Minor league affiliations
- Class: Rookie
- League: Dominican Summer League
- Division: Boca Chica Baseball City

Major league affiliations
- Team: San Diego Padres

Minor league titles
- League titles (1): 2025;

Team data
- Name: Padres
- Ballpark: San Diego Padres Complex
- Owner(s)/ Operator(s): San Diego Padres
- Manager: Miguel Del Castillo

= Dominican Summer League Padres =

The Dominican Summer League Padres or DSL Padres are a Minor League Baseball team based in the Dominican Republic. The Padres compete in the Dominican Summer League as a rookie-level affiliate of the San Diego Padres.

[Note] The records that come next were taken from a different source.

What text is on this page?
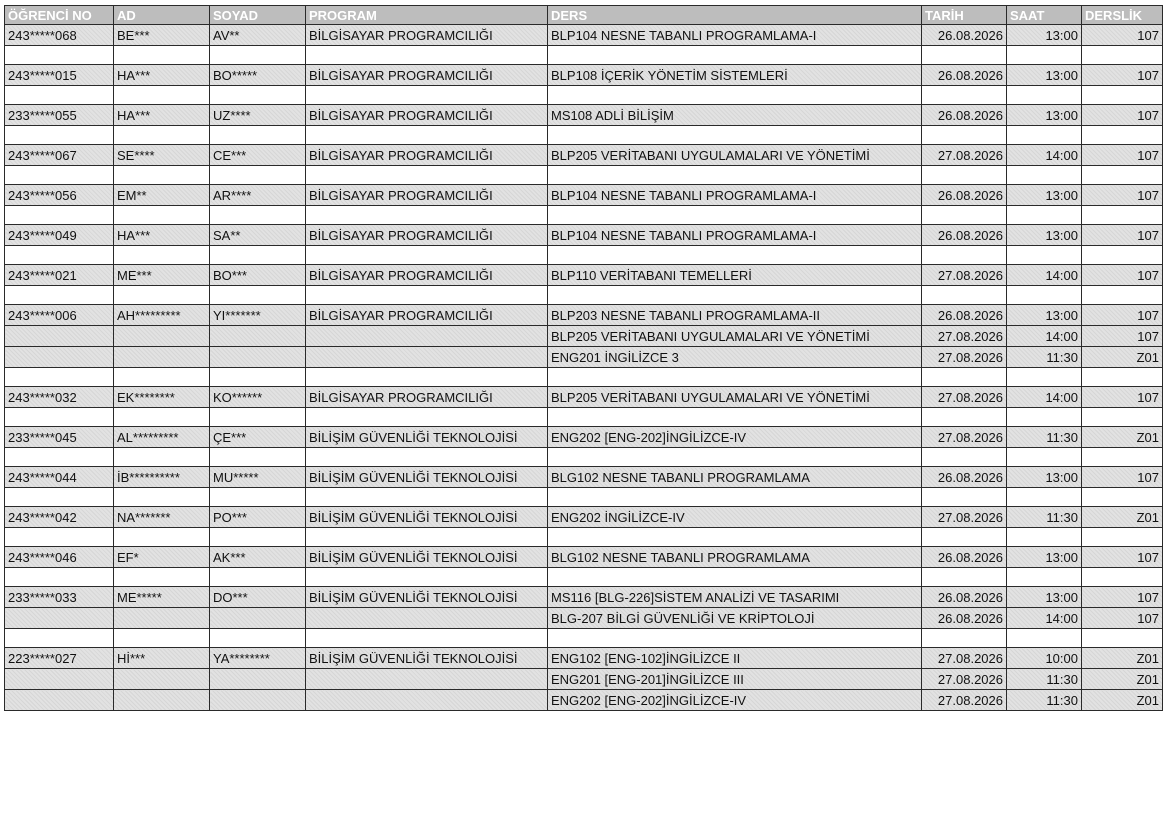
ÖĞRENCİ NO	AD	SOYAD	PROGRAM	DERS	TARİH	SAAT	DERSLİK
243*****068	BE***	AV**	BİLGİSAYAR PROGRAMCILIĞI	BLP104 NESNE TABANLI PROGRAMLAMA-I	26.08.2026	13:00	107

243*****015	HA***	BO*****	BİLGİSAYAR PROGRAMCILIĞI	BLP108 İÇERİK YÖNETİM SİSTEMLERİ	26.08.2026	13:00	107

233*****055	HA***	UZ****	BİLGİSAYAR PROGRAMCILIĞI	MS108 ADLİ BİLİŞİM	26.08.2026	13:00	107

243*****067	SE****	CE***	BİLGİSAYAR PROGRAMCILIĞI	BLP205 VERİTABANI UYGULAMALARI VE YÖNETİMİ	27.08.2026	14:00	107

243*****056	EM**	AR****	BİLGİSAYAR PROGRAMCILIĞI	BLP104 NESNE TABANLI PROGRAMLAMA-I	26.08.2026	13:00	107

243*****049	HA***	SA**	BİLGİSAYAR PROGRAMCILIĞI	BLP104 NESNE TABANLI PROGRAMLAMA-I	26.08.2026	13:00	107

243*****021	ME***	BO***	BİLGİSAYAR PROGRAMCILIĞI	BLP110 VERİTABANI TEMELLERİ	27.08.2026	14:00	107

243*****006	AH*********	YI*******	BİLGİSAYAR PROGRAMCILIĞI	BLP203 NESNE TABANLI PROGRAMLAMA-II	26.08.2026	13:00	107
				BLP205 VERİTABANI UYGULAMALARI VE YÖNETİMİ	27.08.2026	14:00	107
				ENG201 İNGİLİZCE 3	27.08.2026	11:30	Z01

243*****032	EK********	KO******	BİLGİSAYAR PROGRAMCILIĞI	BLP205 VERİTABANI UYGULAMALARI VE YÖNETİMİ	27.08.2026	14:00	107

233*****045	AL*********	ÇE***	BİLİŞİM GÜVENLİĞİ TEKNOLOJİSİ	ENG202 [ENG-202]İNGİLİZCE-IV	27.08.2026	11:30	Z01

243*****044	İB**********	MU*****	BİLİŞİM GÜVENLİĞİ TEKNOLOJİSİ	BLG102 NESNE TABANLI PROGRAMLAMA	26.08.2026	13:00	107

243*****042	NA*******	PO***	BİLİŞİM GÜVENLİĞİ TEKNOLOJİSİ	ENG202 İNGİLİZCE-IV	27.08.2026	11:30	Z01

243*****046	EF*	AK***	BİLİŞİM GÜVENLİĞİ TEKNOLOJİSİ	BLG102 NESNE TABANLI PROGRAMLAMA	26.08.2026	13:00	107

233*****033	ME*****	DO***	BİLİŞİM GÜVENLİĞİ TEKNOLOJİSİ	MS116 [BLG-226]SİSTEM ANALİZİ VE TASARIMI	26.08.2026	13:00	107
				BLG-207 BİLGİ GÜVENLİĞİ VE KRİPTOLOJİ	26.08.2026	14:00	107

223*****027	Hİ***	YA********	BİLİŞİM GÜVENLİĞİ TEKNOLOJİSİ	ENG102 [ENG-102]İNGİLİZCE II	27.08.2026	10:00	Z01
				ENG201 [ENG-201]İNGİLİZCE III	27.08.2026	11:30	Z01
				ENG202 [ENG-202]İNGİLİZCE-IV	27.08.2026	11:30	Z01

As an independent affiliate, they have been in existence since 1997.

==History==
The team came into existence in 1990, when they shared an affiliation with the Detroit Tigers and Boston Red Sox and were known as the DSL Tigers/Padres/Red Sox. For the 1991 season, they shared an affiliation with the California Angels and Los Angeles Dodgers and were called the DSL Angels/Dodgers/Padres. For 1992 and 1993, the team shared an affiliation with the New York Yankees and were known as the DSL Yankees/Padres. The next three seasons (1994–1996), the team shared an affiliation with the Chicago Cubs and were called the DSL Cubs/Padres.

They have been independently affiliated with the Padres since 1997.

The DSL Padres Gold won their first DSL championship in 2025.